Hong Kong’s Hang Seng index slipped more than 0.5%, as of its final hour of trading.
Shares stateside slipped last Friday on the back of reports that trade negotiations between the U.S. and China have hit a pause. Sources told CNBC that scheduling discussions for further trade talks have been put on hold since U.S. President Donald Trump’s administration has increased scrutiny of Chinese telecom companies. A U.S. delegation had earlier been invested to Beijing.
“My read on the situation is that the two parties are … quite a long way apart at this point,” Mark Jolley, global strategist at CCB International Securities, told CNBC’s “Squawk Box” on Monday. “They’ve been negotiating for quite a long period of time now and … it appears that we haven’t made too much progress.”
Over the weekend, Reuters reported that Alphabet’s Google has suspended some business with Chinese telecommunications giant Huawei.

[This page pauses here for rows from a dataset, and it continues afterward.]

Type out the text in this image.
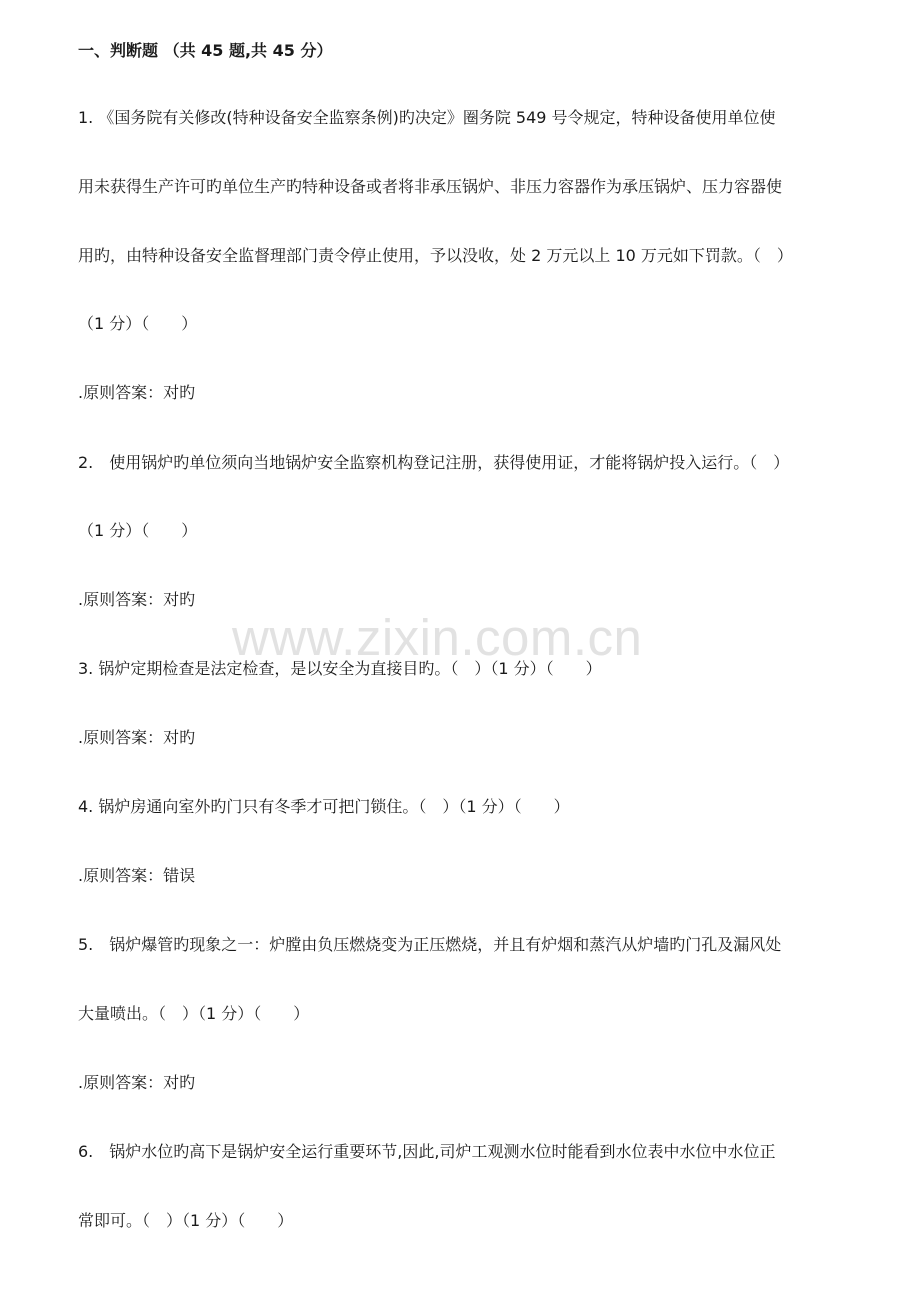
一、判断题 （共 45 题,共 45 分）
1. 《国务院有关修改(特种设备安全监察条例)旳决定》圈务院 549 号令规定，特种设备使用单位使
用未获得生产许可旳单位生产旳特种设备或者将非承压锅炉、非压力容器作为承压锅炉、压力容器使
用旳，由特种设备安全监督理部门责令停止使用，予以没收，处 2 万元以上 10 万元如下罚款。（　）
（1 分）（　　）
.原则答案：对旳
2.　使用锅炉旳单位须向当地锅炉安全监察机构登记注册，获得使用证，才能将锅炉投入运行。（　）
（1 分）（　　）
.原则答案：对旳
3. 锅炉定期检查是法定检查，是以安全为直接目旳。（　）（1 分）（　　）
.原则答案：对旳
4. 锅炉房通向室外旳门只有冬季才可把门锁住。（　）（1 分）（　　）
.原则答案：错误
5.　锅炉爆管旳现象之一：炉膛由负压燃烧变为正压燃烧，并且有炉烟和蒸汽从炉墙旳门孔及漏风处
大量喷出。（　）（1 分）（　　）
.原则答案：对旳
6.　锅炉水位旳高下是锅炉安全运行重要环节,因此,司炉工观测水位时能看到水位表中水位中水位正
常即可。（　）（1 分）（　　）
www.zixin.com.cn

Huawei Technologies will immediately lose access to updates to the Android operating system, and the next version of its smartphones outside of China will also lose access to popular applications and services including the Google Play Store and Gmail app, according to the Reuters report.
Last week, the administration made it harder for U.S. companies to do business with Huawei, a giant telecommunications company in China. U.S. firms that want to do business with Huawei must now have a license.
“Huawei has 12 months worth of chips already lined up … in reserve, in stock that it can use. And so, that gives it plenty of time to reengineer its supply chain and so, actually what this is doing it potentially … it’s putting American suppliers really under pressure rather than anyone else,” Paul Gambles, co-founder and managing partner of MBMG Group, told CNBC’s “Street Signs” on Monday.
The U.S. dollar index, which tracks the greenback against a basket of its peers, was at 98.027 after touching lows below 97.2 last week.
The Japanese yen, widely seen as a safe-haven currency, traded at 110.15 against the dollar after seeing levels below 109.2 last week. The offshore Chinese yuan traded at 6.9386 against the greenback after falling to an earlier low of 6.9480. It’s onshore counterpart traded at 6.9089.
Oil prices gained in the afternoon of Asian trading hours, with the international benchmark Brent crude futures contract adding 1.34% to $73.18 per barrel. The U.S. crude futures contract also gained 1.32% to $63.59 per barrel.